Leapmotor T03 - segment winner
The T03 stands out with a flat curve: 78 kW from 5% to 10%, still 72 kW at 50% SoC. Only above 70% does power drop noticeably - to 45 kW at 80% and 15 kW at 100%. The small 26.5 kWh pack and efficient Chinese BMS deliver a 15-minute 10-80% time that is impressive for the price. Practically speaking it transforms the T03 from a pure city car into a short-range highway car.
What does this mean in practice? Hamburg to Berlin (290 km)
Motorway A7/A24, 15 degrees C, normal driving style, consumption approx. +15% vs WLTP. How much charging time do you need for a 290 km trip?
| Model | Real range (motorway) | Stops | Charging time/stop | Total charging |
|---|---|---|---|---|
| Dacia Spring | ~190 km | 2 stops | ~40 min | ~80 min |
| Fiat 500e | ~275 km | 1 stop | ~25 min | ~25 min |
| Leapmotor T03 | ~230 km | 1 stop | ~15 min | ~15 min |
On the Hamburg-Berlin route the Spring needs two stops of about 40 minutes each - that is 80 minutes of charging alone. The T03 and 500e manage with one stop. The T03's small battery and fast charging shrink the stop to just 15 minutes. The Spring is genuinely impractical for motorway trips - it excels in urban use and routes under 150 km.

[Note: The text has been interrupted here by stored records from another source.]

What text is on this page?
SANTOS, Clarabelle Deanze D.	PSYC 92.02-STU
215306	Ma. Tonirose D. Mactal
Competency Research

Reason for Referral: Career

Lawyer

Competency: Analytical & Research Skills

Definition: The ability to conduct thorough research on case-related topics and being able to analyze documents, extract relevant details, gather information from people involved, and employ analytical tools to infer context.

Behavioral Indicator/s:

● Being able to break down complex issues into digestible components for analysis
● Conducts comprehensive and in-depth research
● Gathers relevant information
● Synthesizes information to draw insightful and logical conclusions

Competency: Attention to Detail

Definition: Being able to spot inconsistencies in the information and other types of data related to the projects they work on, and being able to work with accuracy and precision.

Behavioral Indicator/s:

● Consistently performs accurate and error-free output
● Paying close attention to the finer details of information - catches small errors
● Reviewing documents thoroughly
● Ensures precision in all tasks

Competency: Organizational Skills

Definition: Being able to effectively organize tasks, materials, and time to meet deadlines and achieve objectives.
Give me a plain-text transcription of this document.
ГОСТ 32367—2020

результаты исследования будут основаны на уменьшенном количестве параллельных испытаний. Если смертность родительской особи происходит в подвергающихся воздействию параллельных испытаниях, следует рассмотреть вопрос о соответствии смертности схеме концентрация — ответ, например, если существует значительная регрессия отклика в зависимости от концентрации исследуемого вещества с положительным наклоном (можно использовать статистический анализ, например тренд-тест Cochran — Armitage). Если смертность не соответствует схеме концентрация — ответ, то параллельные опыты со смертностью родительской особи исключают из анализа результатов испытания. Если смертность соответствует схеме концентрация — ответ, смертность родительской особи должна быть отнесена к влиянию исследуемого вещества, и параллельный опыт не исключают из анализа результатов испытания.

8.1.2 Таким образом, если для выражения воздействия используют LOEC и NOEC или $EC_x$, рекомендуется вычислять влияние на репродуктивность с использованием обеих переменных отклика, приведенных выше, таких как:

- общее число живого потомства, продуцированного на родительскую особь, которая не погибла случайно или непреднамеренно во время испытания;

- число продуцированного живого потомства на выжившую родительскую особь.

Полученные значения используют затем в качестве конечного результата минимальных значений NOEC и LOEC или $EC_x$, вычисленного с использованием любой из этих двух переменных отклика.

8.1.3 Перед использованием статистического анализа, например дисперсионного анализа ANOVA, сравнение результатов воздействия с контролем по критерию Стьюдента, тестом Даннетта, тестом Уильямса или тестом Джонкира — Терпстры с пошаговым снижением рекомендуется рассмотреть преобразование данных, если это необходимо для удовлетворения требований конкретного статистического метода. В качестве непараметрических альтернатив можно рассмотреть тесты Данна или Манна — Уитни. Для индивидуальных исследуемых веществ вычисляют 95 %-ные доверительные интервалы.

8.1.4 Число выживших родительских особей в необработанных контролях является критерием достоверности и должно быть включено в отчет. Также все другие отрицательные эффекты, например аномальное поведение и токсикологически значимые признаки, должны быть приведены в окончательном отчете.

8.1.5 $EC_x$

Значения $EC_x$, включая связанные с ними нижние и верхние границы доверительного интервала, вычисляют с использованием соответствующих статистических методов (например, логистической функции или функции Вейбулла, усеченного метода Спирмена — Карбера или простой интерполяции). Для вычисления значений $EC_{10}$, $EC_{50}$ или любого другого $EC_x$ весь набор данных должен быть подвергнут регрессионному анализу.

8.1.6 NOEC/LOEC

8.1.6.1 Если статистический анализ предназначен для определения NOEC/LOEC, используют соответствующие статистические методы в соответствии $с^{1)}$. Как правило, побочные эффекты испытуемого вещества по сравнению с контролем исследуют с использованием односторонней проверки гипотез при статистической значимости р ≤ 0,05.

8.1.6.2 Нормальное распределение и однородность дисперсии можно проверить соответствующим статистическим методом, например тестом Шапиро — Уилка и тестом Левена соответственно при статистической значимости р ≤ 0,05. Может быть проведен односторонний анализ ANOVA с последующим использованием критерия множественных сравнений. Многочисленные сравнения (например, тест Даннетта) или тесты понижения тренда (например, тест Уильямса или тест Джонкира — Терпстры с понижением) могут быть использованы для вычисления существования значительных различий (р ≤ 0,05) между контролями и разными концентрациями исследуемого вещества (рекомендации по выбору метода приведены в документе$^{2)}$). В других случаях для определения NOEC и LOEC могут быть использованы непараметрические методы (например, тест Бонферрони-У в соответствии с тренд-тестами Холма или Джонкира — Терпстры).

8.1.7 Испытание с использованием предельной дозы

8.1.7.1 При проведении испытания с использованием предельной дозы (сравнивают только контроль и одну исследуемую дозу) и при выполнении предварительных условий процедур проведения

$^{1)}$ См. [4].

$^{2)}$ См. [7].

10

Leapmotor T03 wins the charging curve competition in this segment - 15 min 10-80% is a result you'd expect from cars costing three times more. Best for owners with a home charger who occasionally drive short motorway legs (under 250 km). Fiat 500e offers better range and Italian design, charging in 27 min - a good pick if style matters. Dacia Spring is the cheapest at around 17,500 EUR, but its 30 kW DC cap limits it to city use and trips under 150 km. Do not buy the Spring for regular motorway driving. Check your full TCO scenario in the CzymPojade calculator.
FAQ
Yes, the Spring has a CCS connector and works on Ionity, BP Pulse and other networks. However the station will cap output at 30 kW because that is the car's hardware limit. At public DC rates of 0.69-0.89 EUR/kWh you end up paying the same fee for a much longer session compared to faster cars.
Yes, Leapmotor entered Europe through the Stellantis network (Jeep/Peugeot/Fiat dealers). German price from approximately 19,900 EUR. Warranty 3 years vehicle, battery 8 years / 160,000 km. Service through Stellantis dealer network.
The T03 is cheaper (around 19,900 EUR vs around 25,900 EUR for the 500e), charges faster (15 vs 27 min), and has similar range. The 500e has a clearly better interior, Italian design heritage, and a stronger European dealer network. If budget allows, the 500e may be the better long-term ownership choice.